Quelle: Arno Burgi/dpa

Berlin. Ressentiments gegen Muslime haben in Deutschland deutlich zugenommen. Das geht aus einer repräsentativen Befragung hervor, die Wissenschaftler der Universität Leipzig am Mittwoch in Berlin vorstellten.

20,4 Prozent ausländerfeindlich

Die Hälfte der Bevölkerung gab demnach an, sich "durch die vielen Muslime (...) manchmal wie ein Fremder im eigenen Land" zu fühlen. 2014 waren es noch 43 Prozent gewesen. Mehr als 40 Prozent der Bürger sind der Meinung, Muslimen sollte die Zuwanderung nach Deutschland untersagt werden (2014: 36,6 Prozent). Auch die Vorbehalte gegenüber Asylbewerbern sowie Sinti und Roma haben laut der Studie "Die enthemmte Mitte" zugenommen.
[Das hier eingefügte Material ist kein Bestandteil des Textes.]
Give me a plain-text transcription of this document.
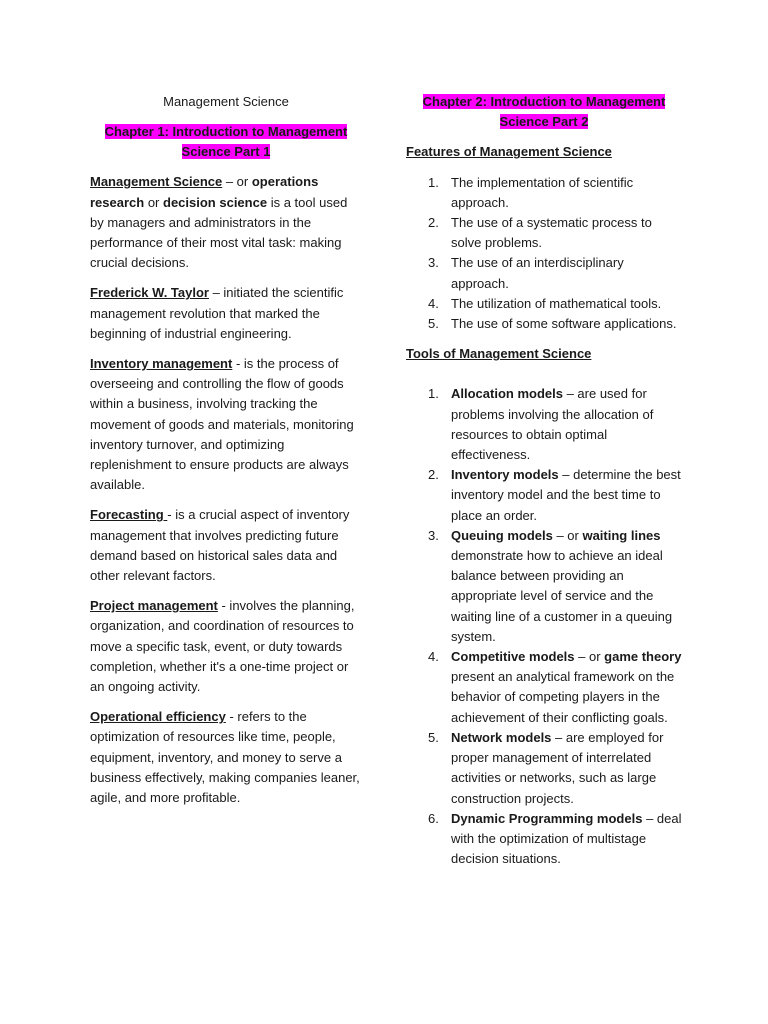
Management Science
Chapter 1: Introduction to Management Science Part 1

Management Science – or operations research or decision science is a tool used by managers and administrators in the performance of their most vital task: making crucial decisions.

Frederick W. Taylor – initiated the scientific management revolution that marked the beginning of industrial engineering.

Inventory management - is the process of overseeing and controlling the flow of goods within a business, involving tracking the movement of goods and materials, monitoring inventory turnover, and optimizing replenishment to ensure products are always available.

Forecasting - is a crucial aspect of inventory management that involves predicting future demand based on historical sales data and other relevant factors.

Project management - involves the planning, organization, and coordination of resources to move a specific task, event, or duty towards completion, whether it's a one-time project or an ongoing activity.

Operational efficiency - refers to the optimization of resources like time, people, equipment, inventory, and money to serve a business effectively, making companies leaner, agile, and more profitable.

Chapter 2: Introduction to Management Science Part 2
Features of Management Science
1. The implementation of scientific approach.
2. The use of a systematic process to solve problems.
3. The use of an interdisciplinary approach.
4. The utilization of mathematical tools.
5. The use of some software applications.
Tools of Management Science
1. Allocation models – are used for problems involving the allocation of resources to obtain optimal effectiveness.
2. Inventory models – determine the best inventory model and the best time to place an order.
3. Queuing models – or waiting lines demonstrate how to achieve an ideal balance between providing an appropriate level of service and the waiting line of a customer in a queuing system.
4. Competitive models – or game theory present an analytical framework on the behavior of competing players in the achievement of their conflicting goals.
5. Network models – are employed for proper management of interrelated activities or networks, such as large construction projects.
6. Dynamic Programming models – deal with the optimization of multistage decision situations.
Besonders verbreitet sind solche Positionen demnach unter AfD-Anhängern. Allgemeine rechtsextreme Einstellungen wie generelle Ausländerfeindlichkeit oder eine Verharmlosung des Nationalsozialismus blieben laut der Untersuchung auf ähnlichem Niveau wie in den Vorjahren.

Als ausländerfeindlich gelten im Osten 22,7 Prozent der Befragten, im Westen sind es 19,8 Prozent, bundesweit 20,4 Prozent. Fast 35 Prozent der rechtsextrem Eingestellten gaben an, AfD zu wählen, vor zwei Jahren waren es lediglich 6,3 Prozent.

Gewalt als Druckmittel

Menschen mit rechtsextremer Einstellung seien zunehmend bereit, zur Durchsetzung ihrer Interessen Gewalt einzusetzen, erklärten die Autoren. Zu beobachten sei eine zunehmende Polarisierung und Radikalisierung in Deutschland.

Forscher der Universität Leipzig untersuchen seit 2002 alle zwei Jahre in repräsentativen Befragungen rechtsextreme Einstellungen in der Gesellschaft. Für die aktuelle Ausgabe dieser sogenannten "Mitte"-Studien befragten die Wissenschaftler im Frühjahr 2016 bundesweit 2420 Menschen.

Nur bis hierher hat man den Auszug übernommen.